18. In Para-5 of the Judgment of the aforesaid case, the learned Single Judge has held as follows :--

'5. The provisions of emergency attachment as envisaged under Section 146 Cr.P.C. may be invoked only in cases where the Magistrate records satisfaction that but for the attachment of the disputed property, the breach of peace is eminent. On the facts of the present case, it sounds too high to expect that in a proceeding under Section 145 Cr.P.C. which commenced on 11-3-88, the attachment should be directed now i.e. exactly about 2 years of the initiation of those proceedings. The materials existing before the Magistrate do not justify today, the directing of the attachment to proceed further. On the facts, existing materials may not be interpreted as now a case of emergency. Consequently, the impugned direction of the Magistrate as contained in his order dated 13-3-89 directing the attachment of the property has to be set aside. But this does not mean that the proceedings under Section 145 Cr.P.C. should not come to its logical end in accordance with law.'

19. Following the aforesaid principles, the learned Additional Sessions Judge appears to have rightly allowed the revision against the order dated 20/22-7-1995 passed by the Sub Divisional Magistrate concerned. The emergency provisions of Section 146 of the Code were definitely not worth invoking. There was absolutely no material available before the Magistrate on 20/22-7-1995 to record his satisfaction about the likelihood of breach of peace being eminent when a long period of 15 months had already elapsed in between the presentation of application for taking cognizance under Section 145 of the Code upto the date of passing of the order for attachment. The Magistrate had already taken cognizance in the matter as back as on 26-7-1994 when he passed an order under Section 145(1) of the Code after obtaining the police report in the matter. Then also there was no emergency about the passing of order for attachment under Section 146(1) of the Code. The material before the Magistrate actually did not justify directing attachment. As such keeping in view all these aspects of the matter the lower revisional Court appears to be fully justified while it entertained the revision and allowed it and consequently set aside the impugned order of attachment. Since, the order of attachment passed by the Magistrate was bad in law it cannot be said that such an order was an interlocutory order attracting bar as envisaged under Section 397(2) of the Code.
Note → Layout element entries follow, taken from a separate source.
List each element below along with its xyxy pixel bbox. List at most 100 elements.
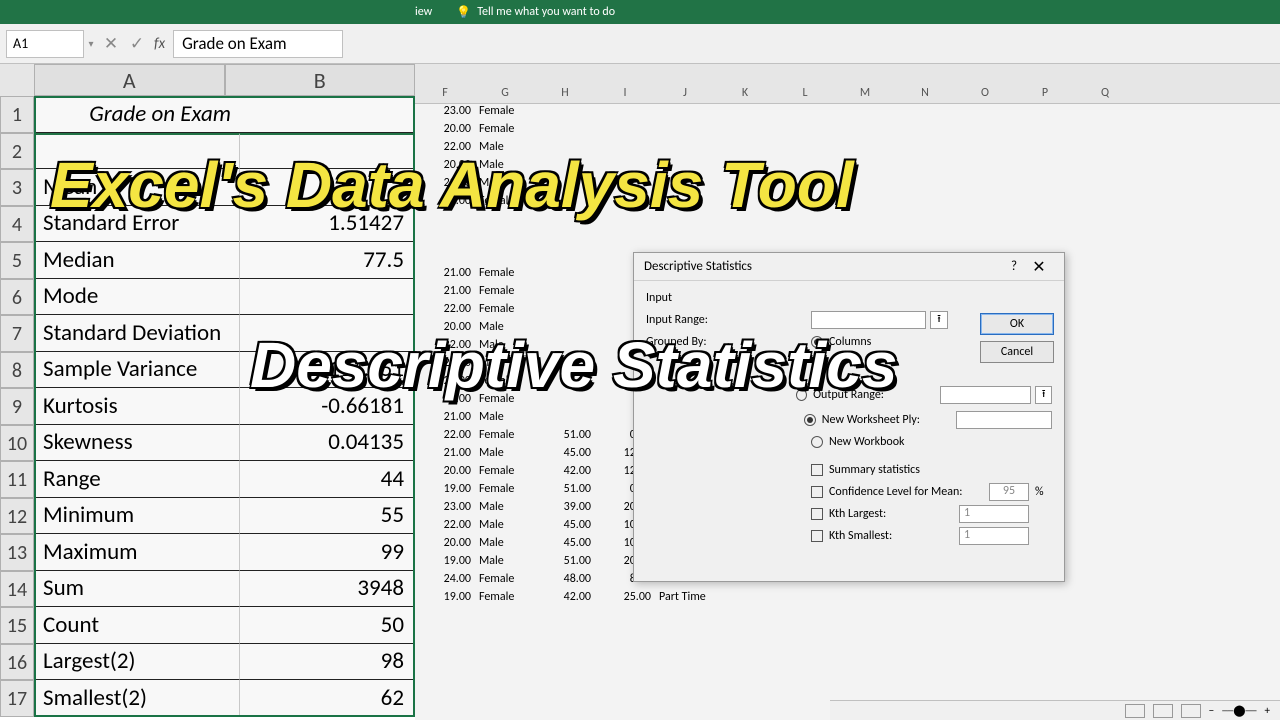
cell-label[interactable]: Sum bbox=[34, 571, 239, 608]
data-cell[interactable] bbox=[655, 230, 725, 248]
tell-me-input[interactable]: Tell me what you want to do bbox=[477, 5, 615, 19]
stats-row[interactable]: 11Range44 bbox=[0, 461, 415, 498]
row-number[interactable]: 7 bbox=[0, 315, 34, 352]
chk-summary[interactable] bbox=[811, 464, 823, 476]
radio-new-worksheet[interactable] bbox=[804, 414, 816, 426]
data-cell[interactable]: Male bbox=[475, 446, 535, 464]
data-cell[interactable]: 19.00 bbox=[415, 482, 475, 500]
stats-row[interactable]: 14Sum3948 bbox=[0, 571, 415, 608]
data-cell[interactable]: 42.00 bbox=[535, 464, 595, 482]
stats-row[interactable]: 6Mode bbox=[0, 279, 415, 316]
row-number[interactable]: 3 bbox=[0, 169, 34, 206]
fb-cancel-icon[interactable]: ✕ bbox=[98, 33, 124, 54]
data-cell[interactable] bbox=[475, 230, 535, 248]
cell-value[interactable]: 98 bbox=[239, 644, 415, 681]
chk-kth-smallest[interactable] bbox=[811, 530, 823, 542]
zoom-in-icon[interactable]: + bbox=[1265, 704, 1270, 717]
cell-label[interactable]: Range bbox=[34, 461, 239, 498]
stats-row[interactable]: 13Maximum99 bbox=[0, 534, 415, 571]
data-cell[interactable]: 20.00 bbox=[415, 536, 475, 554]
data-cell[interactable]: 51.00 bbox=[535, 482, 595, 500]
name-box[interactable]: A1 bbox=[6, 30, 84, 58]
data-cell[interactable] bbox=[535, 248, 595, 266]
data-cell[interactable] bbox=[535, 284, 595, 302]
cancel-button[interactable]: Cancel bbox=[980, 341, 1054, 363]
data-cell[interactable] bbox=[475, 248, 535, 266]
cell-value[interactable]: 99 bbox=[239, 534, 415, 571]
data-cell[interactable]: Female bbox=[475, 482, 535, 500]
data-cell[interactable]: 21.00 bbox=[415, 284, 475, 302]
data-cell[interactable]: 21.00 bbox=[415, 410, 475, 428]
data-cell[interactable]: Female bbox=[475, 284, 535, 302]
kth-largest-field[interactable]: 1 bbox=[959, 505, 1029, 523]
cell-value[interactable]: 50 bbox=[239, 607, 415, 644]
data-cell[interactable] bbox=[595, 122, 655, 140]
stats-row[interactable]: 12Minimum55 bbox=[0, 498, 415, 535]
data-cell[interactable]: Male bbox=[475, 500, 535, 518]
cell-label[interactable]: Minimum bbox=[34, 498, 239, 535]
data-row[interactable] bbox=[415, 230, 1280, 248]
cell-label[interactable]: Largest(2) bbox=[34, 644, 239, 681]
col-header[interactable]: I bbox=[595, 86, 655, 103]
confidence-field[interactable]: 95 bbox=[989, 483, 1029, 501]
ribbon-view-label[interactable]: iew bbox=[415, 5, 432, 19]
data-cell[interactable]: Female bbox=[475, 428, 535, 446]
dialog-help-icon[interactable]: ? bbox=[1004, 259, 1024, 274]
col-header[interactable]: O bbox=[955, 86, 1015, 103]
data-cell[interactable]: 25.00 bbox=[595, 590, 655, 608]
data-cell[interactable]: Male bbox=[475, 536, 535, 554]
kth-smallest-field[interactable]: 1 bbox=[959, 527, 1029, 545]
data-row[interactable]: 23.00Female bbox=[415, 104, 1280, 122]
col-header[interactable]: J bbox=[655, 86, 715, 103]
col-header[interactable]: K bbox=[715, 86, 775, 103]
col-header[interactable]: M bbox=[835, 86, 895, 103]
data-row[interactable]: 19.00Female42.0025.00Part Time bbox=[415, 590, 1280, 608]
data-cell[interactable]: 51.00 bbox=[535, 554, 595, 572]
cell-label[interactable]: Grade on Exam bbox=[34, 96, 239, 133]
cell-label[interactable]: Sample Variance bbox=[34, 352, 239, 389]
data-cell[interactable]: Male bbox=[475, 518, 535, 536]
row-number[interactable]: 13 bbox=[0, 534, 34, 571]
data-cell[interactable]: 23.00 bbox=[415, 104, 475, 122]
row-number[interactable]: 8 bbox=[0, 352, 34, 389]
cell-value[interactable] bbox=[239, 96, 415, 133]
data-cell[interactable]: Female bbox=[475, 104, 535, 122]
row-number[interactable]: 4 bbox=[0, 206, 34, 243]
input-range-field[interactable] bbox=[811, 311, 926, 329]
col-header[interactable]: Q bbox=[1075, 86, 1135, 103]
row-number[interactable]: 12 bbox=[0, 498, 34, 535]
output-range-field[interactable] bbox=[940, 386, 1031, 404]
data-cell[interactable]: Male bbox=[475, 410, 535, 428]
data-cell[interactable]: Female bbox=[475, 122, 535, 140]
col-header[interactable]: F bbox=[415, 86, 475, 103]
new-worksheet-field[interactable] bbox=[956, 411, 1052, 429]
name-box-dropdown-icon[interactable]: ▾ bbox=[84, 37, 98, 50]
row-number[interactable]: 2 bbox=[0, 133, 34, 170]
data-cell[interactable]: Part Time bbox=[655, 590, 725, 608]
stats-row[interactable]: 17Smallest(2)62 bbox=[0, 680, 415, 717]
cell-label[interactable]: Count bbox=[34, 607, 239, 644]
cell-value[interactable] bbox=[239, 279, 415, 316]
data-cell[interactable]: Female bbox=[475, 590, 535, 608]
data-cell[interactable] bbox=[655, 104, 725, 122]
data-cell[interactable]: 20.00 bbox=[415, 464, 475, 482]
data-cell[interactable]: 22.00 bbox=[415, 518, 475, 536]
data-cell[interactable]: 48.00 bbox=[535, 572, 595, 590]
ok-button[interactable]: OK bbox=[980, 313, 1054, 335]
col-header[interactable]: P bbox=[1015, 86, 1075, 103]
data-cell[interactable]: Male bbox=[475, 554, 535, 572]
row-number[interactable]: 9 bbox=[0, 388, 34, 425]
data-cell[interactable]: Female bbox=[475, 266, 535, 284]
data-cell[interactable]: 51.00 bbox=[535, 428, 595, 446]
stats-row[interactable]: 10Skewness0.04135 bbox=[0, 425, 415, 462]
cell-label[interactable]: Median bbox=[34, 242, 239, 279]
data-cell[interactable]: 20.00 bbox=[415, 122, 475, 140]
data-cell[interactable] bbox=[535, 122, 595, 140]
data-cell[interactable]: 19.00 bbox=[415, 554, 475, 572]
data-cell[interactable]: 45.00 bbox=[535, 536, 595, 554]
data-cell[interactable]: Female bbox=[475, 302, 535, 320]
col-header[interactable]: L bbox=[775, 86, 835, 103]
radio-new-workbook[interactable] bbox=[811, 436, 823, 448]
view-pagelayout-icon[interactable] bbox=[1153, 704, 1173, 718]
stats-row[interactable]: 15Count50 bbox=[0, 607, 415, 644]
20. In the aforesaid facts and circumstances of the case, I do not find any Illegality in the Judgment and order passed by the lower revisional Court and the present revision appears to have no force.

21. The revision is hereby dismissed. The Sub-Divisional Magistrate concerned is however, directed to proceed in the matter ex-peditiously and decide it, if the same had not been concluded, within a period of two months from the date of presentation of a certified copy of this judgment.